The trail along the big water had parts that were clearly underwater in high tide. We had to hike through a lot of mud. I understand now why everyone talks about timing tidal rivers and creeks when going out on kayaks. The landscape can be wildly different going out from coming in.

Most of the path looked like a maze of palmettos. There were quite a few armadillos in the area, including one that was the size of a dog. It’s a perk to living in Florida… The trails are full of mostly friendly dinosaurs.

Open water with golden sawgrass.

We also stopped by Long Creek Nature Preserve and the Bulow Plantation Nature Preserve, which I have written about before (see Hiking to the Ruins of a Plantation torched by Seminoles). There was the essential stop for BBQ in between. Here is an osprey nest along Long Creek.

This is Bulow Creek, another beautiful estuary, which feeds into the Halifax River (Intracoastal Waterway) several miles south of us. Plenty of alligators here, judging the number of warning signs.

The forests around the Bulow Plantation Ruins are full of ancient trees. It’s a magical place.

One of the big differences between Florida and places like California is that Florida practices controlled burns in its natural spaces to reduce the risk of catastrophic wildfires. You can see evidence of that on the trees in some areas.

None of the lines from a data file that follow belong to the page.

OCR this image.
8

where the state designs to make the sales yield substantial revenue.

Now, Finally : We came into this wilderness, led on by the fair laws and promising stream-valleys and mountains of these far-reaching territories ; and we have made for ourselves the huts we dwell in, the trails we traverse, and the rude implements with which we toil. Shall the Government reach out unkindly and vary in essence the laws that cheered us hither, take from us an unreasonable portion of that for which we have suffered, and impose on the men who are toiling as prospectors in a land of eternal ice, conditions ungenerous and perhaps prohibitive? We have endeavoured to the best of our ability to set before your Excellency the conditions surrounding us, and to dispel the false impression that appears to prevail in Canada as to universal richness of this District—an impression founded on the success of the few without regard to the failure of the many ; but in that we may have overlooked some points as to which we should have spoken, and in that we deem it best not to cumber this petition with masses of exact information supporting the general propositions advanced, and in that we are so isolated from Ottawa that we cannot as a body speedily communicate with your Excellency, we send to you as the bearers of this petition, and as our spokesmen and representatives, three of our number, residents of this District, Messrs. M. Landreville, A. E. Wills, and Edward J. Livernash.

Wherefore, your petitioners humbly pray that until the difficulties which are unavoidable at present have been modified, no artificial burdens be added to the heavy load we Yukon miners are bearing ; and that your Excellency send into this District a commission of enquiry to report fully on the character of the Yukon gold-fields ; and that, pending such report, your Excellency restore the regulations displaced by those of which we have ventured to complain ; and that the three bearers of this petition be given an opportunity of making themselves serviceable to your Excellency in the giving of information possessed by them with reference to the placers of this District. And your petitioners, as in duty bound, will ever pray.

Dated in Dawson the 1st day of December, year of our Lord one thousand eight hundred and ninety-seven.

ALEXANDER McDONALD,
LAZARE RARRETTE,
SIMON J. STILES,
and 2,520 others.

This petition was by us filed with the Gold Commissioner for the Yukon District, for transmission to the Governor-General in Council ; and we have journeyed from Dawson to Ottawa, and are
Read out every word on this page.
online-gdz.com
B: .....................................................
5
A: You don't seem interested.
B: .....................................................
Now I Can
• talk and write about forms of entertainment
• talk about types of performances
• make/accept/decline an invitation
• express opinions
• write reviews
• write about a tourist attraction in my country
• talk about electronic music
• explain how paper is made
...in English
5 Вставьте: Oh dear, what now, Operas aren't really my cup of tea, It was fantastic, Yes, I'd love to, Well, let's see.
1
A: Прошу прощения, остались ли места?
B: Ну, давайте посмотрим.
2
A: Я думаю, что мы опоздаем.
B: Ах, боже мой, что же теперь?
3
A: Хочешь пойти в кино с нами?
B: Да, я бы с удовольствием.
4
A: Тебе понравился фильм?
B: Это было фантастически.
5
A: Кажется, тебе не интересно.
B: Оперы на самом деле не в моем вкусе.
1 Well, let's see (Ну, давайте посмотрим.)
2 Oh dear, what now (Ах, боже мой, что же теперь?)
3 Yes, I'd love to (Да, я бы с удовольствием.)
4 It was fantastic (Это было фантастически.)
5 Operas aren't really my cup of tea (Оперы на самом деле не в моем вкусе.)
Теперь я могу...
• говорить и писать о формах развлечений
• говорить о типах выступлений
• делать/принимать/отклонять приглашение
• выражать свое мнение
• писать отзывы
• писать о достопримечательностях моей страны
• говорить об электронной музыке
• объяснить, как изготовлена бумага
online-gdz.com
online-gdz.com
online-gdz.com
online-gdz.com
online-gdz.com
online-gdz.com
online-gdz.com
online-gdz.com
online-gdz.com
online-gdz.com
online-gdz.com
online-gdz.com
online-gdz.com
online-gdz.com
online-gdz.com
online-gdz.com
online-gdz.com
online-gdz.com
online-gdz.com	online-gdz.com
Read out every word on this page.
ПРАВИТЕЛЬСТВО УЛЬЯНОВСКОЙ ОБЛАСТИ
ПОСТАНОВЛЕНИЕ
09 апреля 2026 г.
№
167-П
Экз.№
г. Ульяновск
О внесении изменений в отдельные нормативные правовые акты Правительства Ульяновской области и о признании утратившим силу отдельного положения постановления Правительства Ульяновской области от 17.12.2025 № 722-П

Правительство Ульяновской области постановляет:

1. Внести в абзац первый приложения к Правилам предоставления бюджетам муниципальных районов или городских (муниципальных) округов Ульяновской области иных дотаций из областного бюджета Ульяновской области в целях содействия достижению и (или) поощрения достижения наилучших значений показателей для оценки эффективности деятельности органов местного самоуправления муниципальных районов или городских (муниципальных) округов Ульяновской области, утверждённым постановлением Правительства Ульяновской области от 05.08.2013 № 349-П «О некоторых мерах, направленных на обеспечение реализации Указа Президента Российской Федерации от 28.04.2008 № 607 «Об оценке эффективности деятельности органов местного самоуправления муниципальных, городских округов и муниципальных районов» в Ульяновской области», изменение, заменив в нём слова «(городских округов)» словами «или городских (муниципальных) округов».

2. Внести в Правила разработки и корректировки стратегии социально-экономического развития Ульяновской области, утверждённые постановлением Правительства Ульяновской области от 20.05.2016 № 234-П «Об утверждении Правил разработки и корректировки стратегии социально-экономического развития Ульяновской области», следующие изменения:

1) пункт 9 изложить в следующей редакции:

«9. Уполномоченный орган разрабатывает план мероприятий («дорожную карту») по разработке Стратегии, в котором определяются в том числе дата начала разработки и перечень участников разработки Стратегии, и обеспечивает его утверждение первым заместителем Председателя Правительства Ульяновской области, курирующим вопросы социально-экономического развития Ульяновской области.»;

The evolution of fire ecosystems is a fascinating topic to me. Environmental activists nowadays like to treat controlled burns as if they are a controversial topic, but this is an ancient practice that was also used routinely by indigenous people across several continents:

Prior to European colonization of the Americas, indigenous peoples used controlled burns to modify the landscape. These controlled fires were part of the environmental cycles and maintenance of wildlife habitats that sustained the people’s cultures and economies. What was initially perceived by colonists as “untouched, pristine” wilderness in North America, was actually the cumulative result of these occasional, managed fires creating an intentional mosaic of grasslands and forests across North America, sustained and managed by the original Peoples of the land base.

Radical disruption of Indigenous burning practices occurred with European colonization and forced relocation of those who had historically maintained the landscape. Some colonists understood the traditional use and potential benefits of low intensity, broadcast burns (“Indian-type” fires), while others feared and suppressed them. In the 1880s, impacts of colonization had devastated indigenous populations, and fire exclusion became more widespread; by the early 20th century fire suppression had become official U.S. federal policy. Understanding pre-colonization land management, and the traditional knowledge held by the Indigenous peoples who practiced it, provides an important basis for current re-engagement with the landscape and is critical to correctly interpreting the ecological basis for vegetation distribution.

Authors such as William Henry Hudson, Longfellow, Francis Parkman, and Thoreau contributed to the widespread myth that pre-Columbian North America was a pristine, natural wilderness, “a world of barely perceptible human disturbance.” At the time of these writings, however, enormous tracts of land had already been allowed to succeed to climax due to the reduction in anthropogenic fires after the genocide of Native peoples from epidemics of diseases introduced by Europeans in the 16th century, forced relocation, and warfare. Prior to the arrival of Europeans, Native Americans had played a major role in determining the diversity of their ecosystems….

When first encountered by Europeans, many ecosystems were the result of repeated fires every one to three years, resulting in the replacement of forests with grassland or savanna, or opening up the forest by removing undergrowth. Terra preta soils, created by slow burning, are found mainly in the Amazon basin, where estimates of the area covered range from 0.1 to 0.3%, or 6,300 to 18,900 km² of low forested Amazonia to 1.0% or more.

There is some argument about the effect of human-caused burning when compared to lightning in western North America. As Emily Russell (1983) has pointed out, “There is no strong evidence that Indians purposely burned large areas….The presence of Indians did, however, undoubtedly increase the frequency of fires above the low numbers caused by lightning.” As might be expected, Indian fire use had its greatest impact “in local areas near Indian habitations.”